PUBLISHED: 17:03 06 November 2010 | UPDATED: 10:12 08 November 2010

A GREAT Yarmouth artist is using his brush with bowel cancer to challenge a reluctance among men to visit the doctor and confront their symptoms.

A GREAT Yarmouth artist is using his brush with bowel cancer to challenge a reluctance among men to visit the doctor and confront their symptoms.

Ernie Childs, 63, ignored his cancer screening test for months.

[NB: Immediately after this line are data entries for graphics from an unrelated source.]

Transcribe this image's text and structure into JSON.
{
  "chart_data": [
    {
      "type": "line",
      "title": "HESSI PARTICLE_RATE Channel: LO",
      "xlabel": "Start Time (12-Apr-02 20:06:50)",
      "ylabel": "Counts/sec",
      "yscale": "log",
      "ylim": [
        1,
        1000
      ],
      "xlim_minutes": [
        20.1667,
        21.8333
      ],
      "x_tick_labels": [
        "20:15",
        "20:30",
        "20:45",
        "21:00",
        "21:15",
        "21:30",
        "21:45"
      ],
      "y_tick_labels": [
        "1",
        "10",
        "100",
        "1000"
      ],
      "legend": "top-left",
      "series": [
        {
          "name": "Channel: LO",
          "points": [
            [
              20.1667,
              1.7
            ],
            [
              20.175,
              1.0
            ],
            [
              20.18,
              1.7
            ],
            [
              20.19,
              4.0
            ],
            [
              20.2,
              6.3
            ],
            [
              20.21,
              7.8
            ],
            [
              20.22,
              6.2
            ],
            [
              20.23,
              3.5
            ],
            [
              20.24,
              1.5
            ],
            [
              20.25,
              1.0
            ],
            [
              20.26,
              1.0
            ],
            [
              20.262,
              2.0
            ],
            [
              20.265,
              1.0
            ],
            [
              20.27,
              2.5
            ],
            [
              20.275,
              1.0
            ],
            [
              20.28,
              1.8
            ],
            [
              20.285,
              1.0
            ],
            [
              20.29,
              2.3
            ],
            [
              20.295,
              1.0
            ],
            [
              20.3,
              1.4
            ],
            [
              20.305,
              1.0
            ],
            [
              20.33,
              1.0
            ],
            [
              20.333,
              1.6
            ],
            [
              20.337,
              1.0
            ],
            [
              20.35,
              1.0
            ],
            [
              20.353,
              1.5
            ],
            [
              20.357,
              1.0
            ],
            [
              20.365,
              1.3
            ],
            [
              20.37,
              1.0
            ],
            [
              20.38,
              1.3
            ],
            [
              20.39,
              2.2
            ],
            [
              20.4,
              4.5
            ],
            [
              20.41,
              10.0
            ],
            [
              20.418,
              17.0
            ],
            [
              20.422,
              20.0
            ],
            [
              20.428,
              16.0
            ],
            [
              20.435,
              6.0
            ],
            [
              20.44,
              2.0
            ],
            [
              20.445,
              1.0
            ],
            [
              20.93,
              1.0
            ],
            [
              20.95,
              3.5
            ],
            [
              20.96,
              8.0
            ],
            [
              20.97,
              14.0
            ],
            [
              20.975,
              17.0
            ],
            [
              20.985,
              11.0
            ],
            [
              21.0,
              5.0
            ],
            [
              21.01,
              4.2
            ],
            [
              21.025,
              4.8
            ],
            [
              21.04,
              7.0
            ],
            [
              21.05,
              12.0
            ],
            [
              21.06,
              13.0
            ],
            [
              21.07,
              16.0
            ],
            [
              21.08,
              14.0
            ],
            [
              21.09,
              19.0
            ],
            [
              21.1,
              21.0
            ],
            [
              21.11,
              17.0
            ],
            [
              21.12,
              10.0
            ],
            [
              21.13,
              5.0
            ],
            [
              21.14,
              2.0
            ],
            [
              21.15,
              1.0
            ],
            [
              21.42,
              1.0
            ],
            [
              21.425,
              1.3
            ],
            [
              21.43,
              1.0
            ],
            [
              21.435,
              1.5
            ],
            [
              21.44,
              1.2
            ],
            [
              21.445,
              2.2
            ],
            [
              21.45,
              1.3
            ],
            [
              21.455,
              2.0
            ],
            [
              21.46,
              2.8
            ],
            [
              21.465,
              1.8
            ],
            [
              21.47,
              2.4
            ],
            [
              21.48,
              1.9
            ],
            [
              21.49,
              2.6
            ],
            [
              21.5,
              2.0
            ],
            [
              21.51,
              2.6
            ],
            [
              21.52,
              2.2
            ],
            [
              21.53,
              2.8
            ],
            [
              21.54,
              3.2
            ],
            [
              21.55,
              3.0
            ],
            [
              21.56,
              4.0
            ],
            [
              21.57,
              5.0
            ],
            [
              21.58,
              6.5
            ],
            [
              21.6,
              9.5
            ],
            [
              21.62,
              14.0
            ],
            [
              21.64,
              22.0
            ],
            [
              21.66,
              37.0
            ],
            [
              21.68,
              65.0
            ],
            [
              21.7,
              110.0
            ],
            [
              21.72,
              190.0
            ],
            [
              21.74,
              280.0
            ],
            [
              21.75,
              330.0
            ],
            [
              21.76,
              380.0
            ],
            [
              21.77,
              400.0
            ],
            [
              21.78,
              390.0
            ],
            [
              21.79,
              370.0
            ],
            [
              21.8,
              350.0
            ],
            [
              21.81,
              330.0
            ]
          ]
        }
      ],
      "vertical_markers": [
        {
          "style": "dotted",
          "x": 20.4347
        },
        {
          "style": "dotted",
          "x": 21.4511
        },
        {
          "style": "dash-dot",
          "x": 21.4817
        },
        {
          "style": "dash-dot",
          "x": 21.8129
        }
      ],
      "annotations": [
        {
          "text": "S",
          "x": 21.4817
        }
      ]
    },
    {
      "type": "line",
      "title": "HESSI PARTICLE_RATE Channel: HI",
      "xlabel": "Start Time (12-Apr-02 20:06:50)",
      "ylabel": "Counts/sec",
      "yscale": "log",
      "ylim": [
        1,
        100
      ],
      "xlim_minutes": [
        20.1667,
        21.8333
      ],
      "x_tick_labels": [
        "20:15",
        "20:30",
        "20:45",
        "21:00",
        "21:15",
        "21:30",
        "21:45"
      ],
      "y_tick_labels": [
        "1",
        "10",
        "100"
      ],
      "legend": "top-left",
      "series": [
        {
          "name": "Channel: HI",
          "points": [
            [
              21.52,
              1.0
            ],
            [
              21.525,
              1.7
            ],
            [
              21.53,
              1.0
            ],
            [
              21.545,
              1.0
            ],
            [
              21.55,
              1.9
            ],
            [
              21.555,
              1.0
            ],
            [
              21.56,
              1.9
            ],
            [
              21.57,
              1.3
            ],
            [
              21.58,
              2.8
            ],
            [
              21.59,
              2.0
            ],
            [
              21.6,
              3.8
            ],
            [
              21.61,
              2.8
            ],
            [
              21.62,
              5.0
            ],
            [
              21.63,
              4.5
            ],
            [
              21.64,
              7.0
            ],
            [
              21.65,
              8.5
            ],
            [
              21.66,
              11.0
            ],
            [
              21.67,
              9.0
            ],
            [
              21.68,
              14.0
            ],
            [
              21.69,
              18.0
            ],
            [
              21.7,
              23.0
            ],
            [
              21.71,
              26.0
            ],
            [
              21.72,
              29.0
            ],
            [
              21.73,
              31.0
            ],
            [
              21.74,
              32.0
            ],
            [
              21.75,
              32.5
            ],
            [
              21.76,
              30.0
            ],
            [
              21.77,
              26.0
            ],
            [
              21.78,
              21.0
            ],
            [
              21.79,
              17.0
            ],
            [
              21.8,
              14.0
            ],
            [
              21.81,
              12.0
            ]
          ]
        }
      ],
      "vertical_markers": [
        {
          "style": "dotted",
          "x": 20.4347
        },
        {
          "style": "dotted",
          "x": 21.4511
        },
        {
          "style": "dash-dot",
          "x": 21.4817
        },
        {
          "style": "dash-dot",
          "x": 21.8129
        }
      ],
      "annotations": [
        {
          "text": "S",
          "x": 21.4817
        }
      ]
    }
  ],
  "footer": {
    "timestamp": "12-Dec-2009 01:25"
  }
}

It was only when his wife Karen pressured him into doing the test that he found out he had cancer and was able to get life-saving treatment.

The grandfather-of-five, who runs Great Yarmouth Potteries, said: “I’m a bit of a workaholic and, being self-employed, the last thing I want to do is take time out to sit in a doctor’s waiting room.

“I’m glad my wife made me do the test. I had an inkling it was going on, but if I hadn’t had the test when I had I wouldn’t be here.”

He also admitted that the only reason he is speaking out so publicly about the issue, is because the Norfolk and Norwich University Hospital asked him to help raise awareness and, like many men, his initial reaction had been to keep his illness a secret.

He said: “I didn’t tell anyone but my wife, I wanted to keep it a secret.

“But they were brilliant at the hospital in Norwich and they sorted me out – so it’s the least I can do.

“I have a second chance and I spend a little more time with the grandchildren and I now swim 80 lengths every morning whereas I did nothing before.

“It’s been a life-changing experience.”

Men’s cancer campaigner Mel Lacey, a former police officer, is working with the trustees of the Pink Ribbon Foundation, which raises funds for breast cancer, to launch a Blue Ribbon Foundation to raise awareness of prostate cancer.

The 62-year-old was only diagnosed with prostate cancer after a friend who had the disease suggested he should request a PSA (prostate specific antigen) test because of his age.

He said: “Men are all full of bravado, cracking jokes down the pub, and laughing with their mates, but when it comes to going to the doctor and talking about things down below they chicken out.

“Since I have been trying to set up the Blue Ribbon Foundation, I have had quite a few people contact me and one or two said as a result they went and got checked and found out they had cancer.

“Women go through having babies and their personal examinations – so why can’t we blokes be a bit more brave and talk about our health and problems down below.”

One in five men in England will die before reaching the age of 65. By comparison, around one in 10 of women die before 65 and one in four before the age of 75.